Call it a midlife crisis

| 04 Jan 2017 | 11:55



In July, 2015, I rode my motorcycle to Ottawa to see The Tragically Hip perform at LeBreton Flats. I stood in the rain for two hours with several thousand Canadians who had come to see their beloved band. I was feeling ill, to put it mildly. I had come down with shingles, but didn’t realize it yet. The air was thick with drizzle and reefer smoke; later, the sky let loose. Everybody, it seemed, stayed through the encore. Then the front man, Gord Downie, looked out at the drenched crowd and said into his mic, “Thank you, music lovers!”

I would not wish shingles on anyone, and I realize that getting thoroughly soaked on a cool night does not sound like much fun either. Still, the experience had a kind of transformational effect on me. When I got back to New York, I sought relief from the maddening itch by pacing shirtless around the yard and listening, over and over, to The Hip’s song, “Courage (For Hugh McClennan).”

I got over the shingles. I changed some habits. I became more proactive, and put more discipline into work, thought and reading. A year unfolded. I turned 50; my wife and I sold the family business; my siblings and I reconnected in a meaningful way; we had a rare family reunion and spread my father’s ashes.

The Hip concert had prompted me to read McClennan’s Two Solitudes, a novel that explores the strained, entangled relations between French and English Canadians. McClennan tells the history of the semi-feudal seigneurial system of Quebec, which in turn led me to Henry Thoreau’s A Yankee in Canada. Both books contain engaging depictions of Quebec – the people, the culture, the rivers and the land. Both are examples of the kind of writing that makes you want to hit the road.

Thirteen months after that Ottawa trip, I made another journey north. I set out for Côte-de-Beaupre, a region downriver from Quebec City. I was on a pilgrimage to experience a natural wonder Thoreau had sought out on the Saint-Anne-du-Nord River, a tributary of the St. Lawrence.

Thoreau and a companion hiked two days from Quebec City and then bushwhacked through the forest, “steering by guess and by compass,” to reach Canyon Saint Anne. He described it as “a most wild and rugged and stupendous chasm, so deep and narrow where a river had worn itself a passage through a mountain of rock, and all around was the comparatively untrodden wilderness.” Today, a visit to the gorge requires nothing so strenuous as a wilderness trek; a dead-end road will bring you within a few hundred yards of the park entrance.

There is no need to scramble through brush and over boulders, nor to walk along the slick trunk of a downed tree to get across the shallows above the falls, as Thoreau did. A system of paved trails and bridges offer excellent views of the chutes and the steep terrain on both sides. If you clear your mind and concentrate on the rumble of the falls and the visual impressions – on the awesome power of the river – the gorge pulls you into a kind of trance.
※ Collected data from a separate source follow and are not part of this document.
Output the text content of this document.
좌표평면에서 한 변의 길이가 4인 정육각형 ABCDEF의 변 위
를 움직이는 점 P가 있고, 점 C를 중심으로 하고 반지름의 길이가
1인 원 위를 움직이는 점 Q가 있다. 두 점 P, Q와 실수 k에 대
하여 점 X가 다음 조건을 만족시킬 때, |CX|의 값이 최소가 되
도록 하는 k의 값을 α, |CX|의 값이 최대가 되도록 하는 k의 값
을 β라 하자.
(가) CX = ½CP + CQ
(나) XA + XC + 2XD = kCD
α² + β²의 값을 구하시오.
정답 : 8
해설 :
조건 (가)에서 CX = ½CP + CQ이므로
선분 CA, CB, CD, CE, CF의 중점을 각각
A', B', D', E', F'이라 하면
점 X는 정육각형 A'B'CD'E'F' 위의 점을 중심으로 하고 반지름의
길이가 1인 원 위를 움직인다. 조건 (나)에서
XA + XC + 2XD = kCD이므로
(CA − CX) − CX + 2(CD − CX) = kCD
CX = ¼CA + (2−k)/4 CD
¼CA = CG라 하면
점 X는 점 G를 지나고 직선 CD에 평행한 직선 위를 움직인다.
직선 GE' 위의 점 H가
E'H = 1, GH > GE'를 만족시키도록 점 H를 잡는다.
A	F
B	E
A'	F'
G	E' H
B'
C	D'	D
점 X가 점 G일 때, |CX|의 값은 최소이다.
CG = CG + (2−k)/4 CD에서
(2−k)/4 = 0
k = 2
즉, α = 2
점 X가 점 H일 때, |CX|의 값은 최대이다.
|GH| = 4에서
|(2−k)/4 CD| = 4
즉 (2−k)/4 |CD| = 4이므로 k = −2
I could have stayed there all day. The mists rise, never ceasing, to refresh and sustain the lichens, moss and saplings that cling to the walls. You feel the chill of the chasm, where the sheen on the black rocks never dries or fades. There are hemlocks with U-shaped trunks growing out of cracks in the walls: they began by growing almost upside-down, and then drew such energy from the earth and sun to straighten themselves up and reach for the sky. You listen to the roar of the chutes and wonder if, perhaps, this is the sound of the birth of Time itself.
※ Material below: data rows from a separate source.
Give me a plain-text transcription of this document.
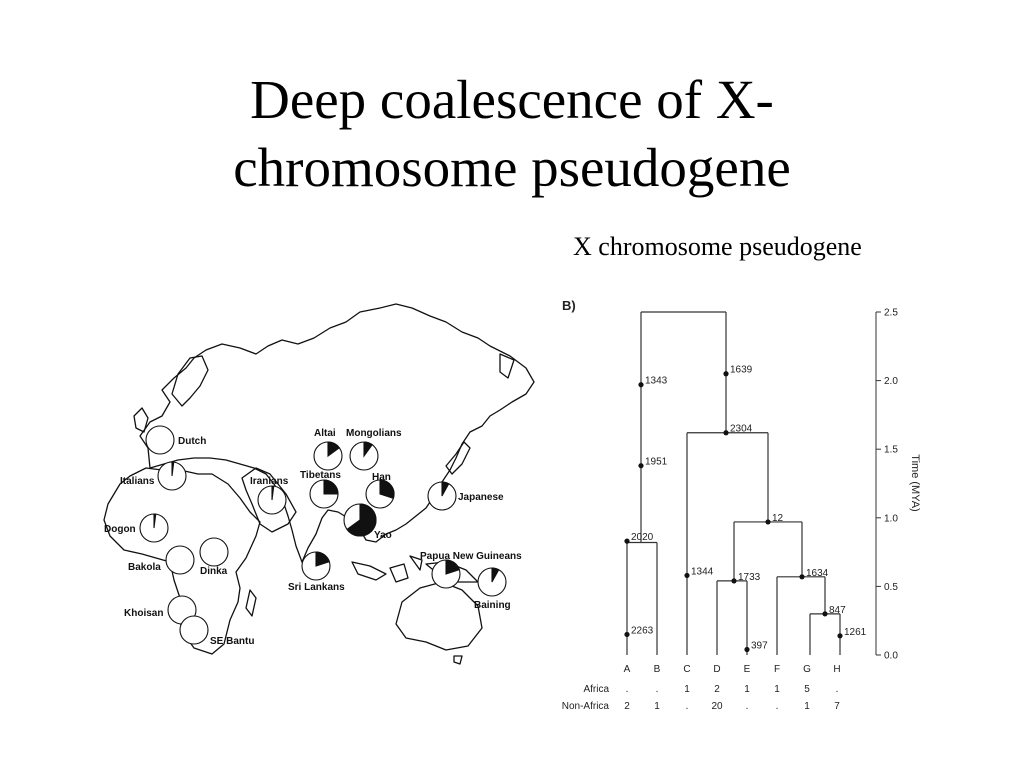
Deep coalescence of X-
chromosome pseudogene
X chromosome pseudogene
Dutch
Italians
Dogon
Bakola	Dinka
Khoisan
SE Bantu
Iranians
Altai Mongolians
Tibetans	Han
Yao
Japanese
Sri Lankans
Papua New Guineans
Baining
B)
0.0
0.5
1.0
1.5
2.0
2.5
Time (MYA)
1343
1951
2020
2263
1639
2304
1344 1733
397
12
1634
847
1261
A B C D E F G H
Africa .	.	1 2 1 1 5	.
Non-Africa 2 1	. 20 .	.	1 7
Thirty hours later, 400 miles away, I completed the last stage of my pilgrimage in another enormous space – not a sacred place, but a hockey arena. It was not built as a venue for meditation, but life and death were on the minds of everyone in attendance. The atmosphere was charged with both joy and sorrow.

I joined 20,000 Canadians to witness the second-to-last concert of The Tragically Hip. Gord Downie, 52, has terminal brain cancer. In the months following his diagnosis, the band recorded a new album and set out on a farewell tour. At the show, I watched the crowd as much as I watched the stage. Canadian fans, who have witnessed this musical brotherhood evolve over 30 years, were in awe of the strength and love that the band put forth as they made their final public journey together. It was an intense, indelible experience.

Thoreau, who died at 44, threw down this challenge in his journal one day: “Nothing must be postponed. You must live in the present, launch yourself on every wave, find your eternity in each moment.” He knew: Time roars by, water through a gorge.